第49話

家での生活は病院のそれと似ていた。


待っていれば決まった時間に食事が出てくる。一日のほとんどを寝て過ごしていてもいい。病院よりかは家の方が安心感も大きかった。


それに洗濯を自分でしなくてよくなった分、入院生活よりも家での生活の方が多少楽だった。


それでも唯は家族には自分が適応障害だと説明していた。紹介状は封をしてあったためその嘘は家族に通ってしまった。


多少創ったままの唯でいるのは苦しかったが家族には夜中起きてしまうことも悪夢のことも言わなかった。

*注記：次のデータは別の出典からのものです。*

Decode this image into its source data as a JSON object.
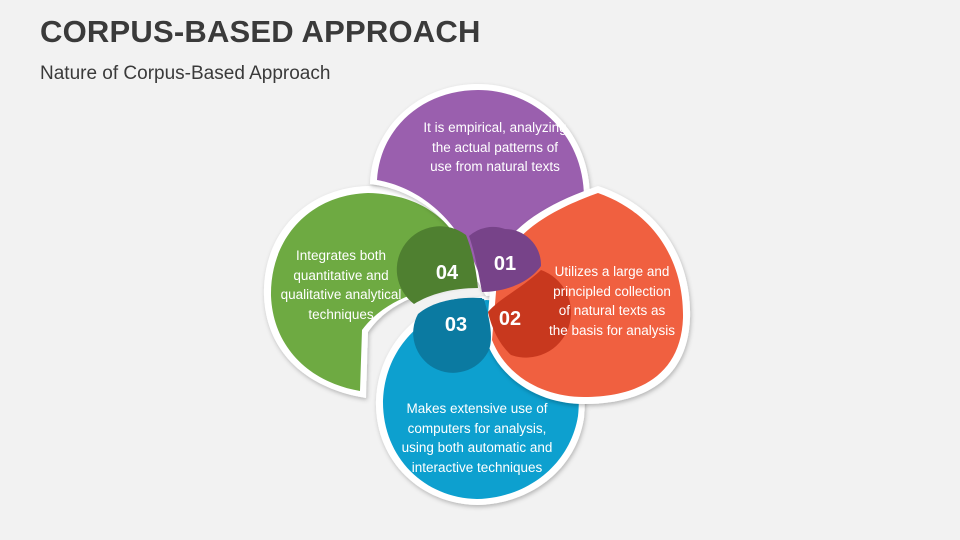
{
  "header": {
    "title": "CORPUS-BASED APPROACH",
    "subtitle": "Nature of Corpus-Based Approach"
  },
  "colors": {
    "background": "#f2f2f2",
    "purple": "#9a5fae",
    "purple_dark": "#774389",
    "red": "#f0603f",
    "red_dark": "#c8381e",
    "blue": "#0fa0cf",
    "blue_dark": "#0b7aa1",
    "green": "#6eaa43",
    "green_dark": "#4f8030"
  },
  "items": [
    {
      "number": "01",
      "text": "It is empirical, analyzing the actual patterns of use from natural texts"
    },
    {
      "number": "02",
      "text": "Utilizes a large and principled collection of natural texts as the basis for analysis"
    },
    {
      "number": "03",
      "text": "Makes extensive use of computers for analysis, using both automatic and interactive techniques"
    },
    {
      "number": "04",
      "text": "Integrates both quantitative and qualitative analytical techniques"
    }
  ]
}
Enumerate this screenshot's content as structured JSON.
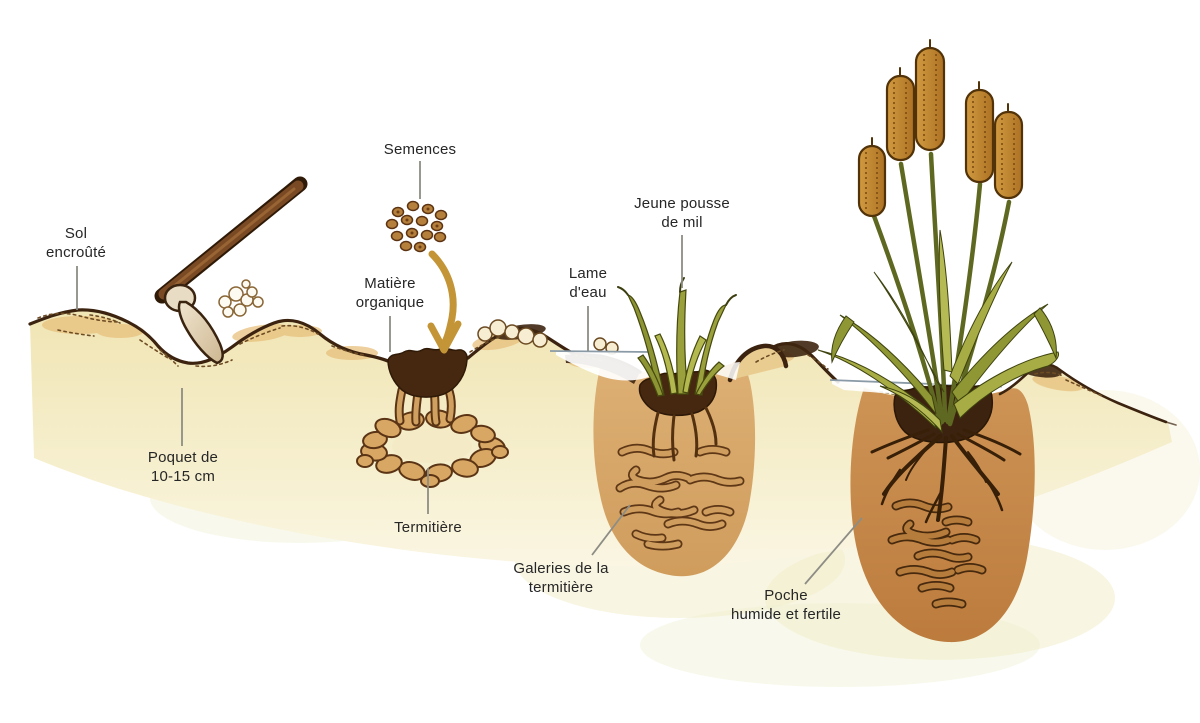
{
  "labels": {
    "sol_encroute": "Sol\nencroûté",
    "semences": "Semences",
    "matiere_organique": "Matière\norganique",
    "poquet": "Poquet de\n10-15 cm",
    "termitiere": "Termitière",
    "lame_eau": "Lame\nd'eau",
    "jeune_pousse": "Jeune pousse\nde mil",
    "galeries": "Galeries de la\ntermitière",
    "poche": "Poche\nhumide et fertile"
  },
  "palette": {
    "background": "#ffffff",
    "soil_light": "#f1e5b5",
    "soil_patch": "#e7c07c",
    "pocket_tan": "#d8a768",
    "pocket_brown": "#c68a49",
    "organic_dark": "#45280f",
    "outline_dark": "#3b2310",
    "arrow_gold": "#c49537",
    "leaf_green": "#a2a83f",
    "head_gold": "#c08c35",
    "water_line": "#8a9aa6",
    "label_text": "#262626",
    "leader_line": "#8d8d85"
  }
}
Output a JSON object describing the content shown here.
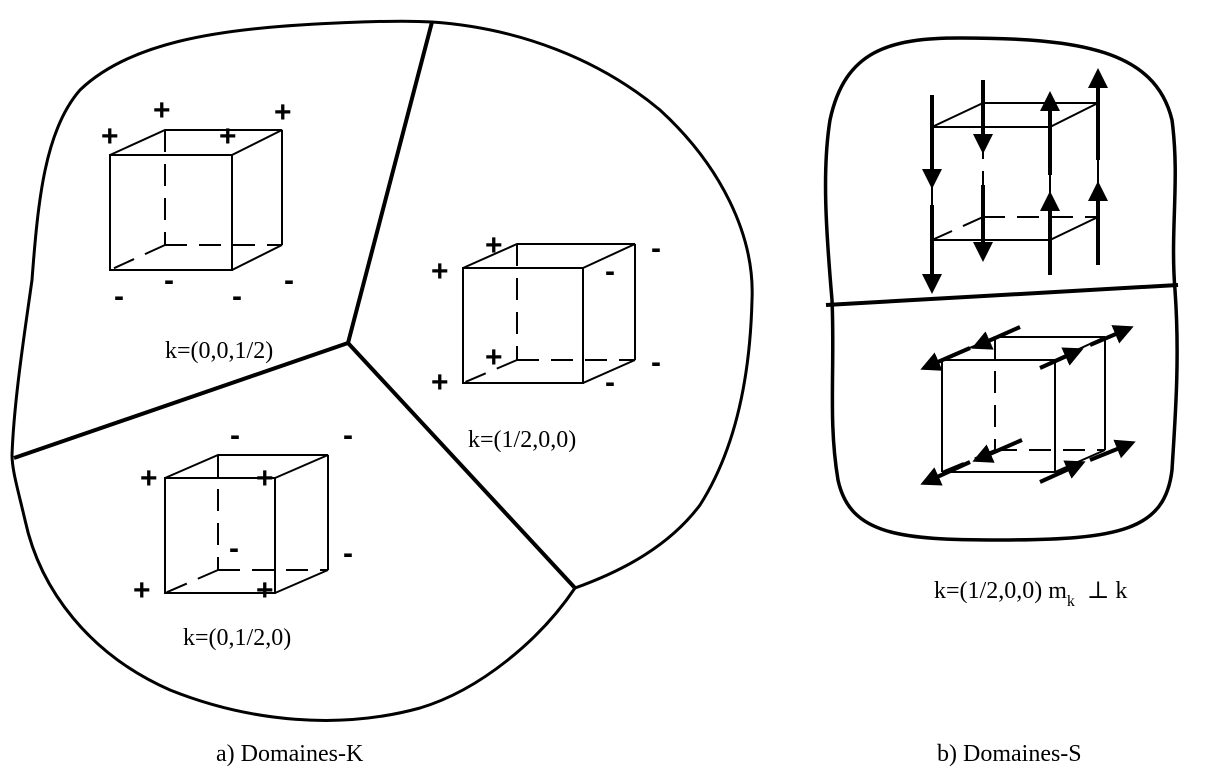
{
  "panel_a": {
    "caption": "a) Domaines-K",
    "domain_top_label": "k=(0,0,1/2)",
    "domain_right_label": "k=(1/2,0,0)",
    "domain_bottom_label": "k=(0,1/2,0)",
    "plus": "+",
    "minus": "-"
  },
  "panel_b": {
    "caption": "b) Domaines-S",
    "k_label": "k=(1/2,0,0) m",
    "k_sub": "k",
    "perp_tail": "⊥ k"
  }
}
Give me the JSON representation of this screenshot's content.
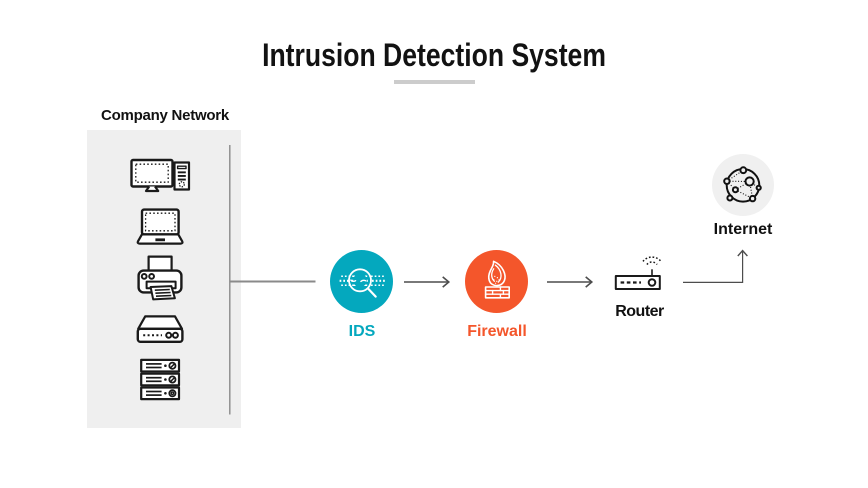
{
  "title": {
    "text": "Intrusion Detection System"
  },
  "colors": {
    "ids_teal": "#04a8be",
    "firewall_orange": "#f4562b",
    "panel_gray": "#efefef",
    "internet_gray": "#f0f0f0",
    "connector_gray": "#8a8a8a",
    "arrow_dark": "#4d4d4d",
    "icon_black": "#1a1a1a",
    "title_color": "#121212",
    "underline_gray": "#cccccc"
  },
  "network_panel": {
    "label": "Company Network",
    "devices": [
      {
        "name": "desktop-computer"
      },
      {
        "name": "laptop"
      },
      {
        "name": "printer"
      },
      {
        "name": "network-switch"
      },
      {
        "name": "server-rack"
      }
    ]
  },
  "nodes": {
    "ids": {
      "label": "IDS"
    },
    "firewall": {
      "label": "Firewall"
    },
    "router": {
      "label": "Router"
    },
    "internet": {
      "label": "Internet"
    }
  }
}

「これってサイトに抗うつ薬って書いてあったけど唯は本当に適応障害なの? 抗うつ薬が出されるってことはうつ病なんじゃないの?」

ある日母親が聞いてきた。


「あーそれね、実は私も知らなかったんだけど適応障害にも抗うつ薬って使えるんだって。ただ高校生の時はまだ二十歳になってなかったからそういうところもあって出してもらえなかったんだと思う。ちょっと待ってね……ほら、このサイト見て。適応障害にも抗うつ薬使えるって書いてあるから」


「……あらほんとね、それなら分かったわ。適応障害なら確か大学から離れて家に帰っていればすぐよくなるはずよね?」


「そうそう。だから最初はわがまま言っちゃったけどやっぱり帰ってきてよかった。ごめんねわがまま言ったまま入院しちゃって」


「いいのよ、唯がよくなるのが一番なんだから。大学はどうするの?」


「今学期までで休学をし続けられる期間が終わるの。だから今学期末までおうちにいさせてもらって来学期からは授業少なめにしてもらってちょっとずつ出るつもりだよ」


「こっちからリモートで授業を受けるのはどうなの? 去年はリモート授業ばっかりだったんでしょう?」


「それが最近また国と大学の方針で対面授業が増えてきてるらしくてどうしても大学行かないと授業受けられないんだよね。だからそれまでの三ヶ月は家でのびのびゆったりするー」


「そうしなさい、私も日中ならいるから何かあったら言ってね。通院は一人でできるの? 一緒に行こうか?」


「気分転換にカラオケ行って帰ってきたいから一人で行く。薬が家族に管理してもらえるなら通院も月に一回でいいらしいからたまの気分転換の日にしたいな。それでもいい?」


「分かった。何かあったらいつでも言うのよ」


「ありがとう」


病院の帰りに言い訳にしたカラオケで何もせずに横になってヘッドホンをして数時間過ごしてから家に帰る。唯は復学までの三ヶ月間をそうして実家で過ごした。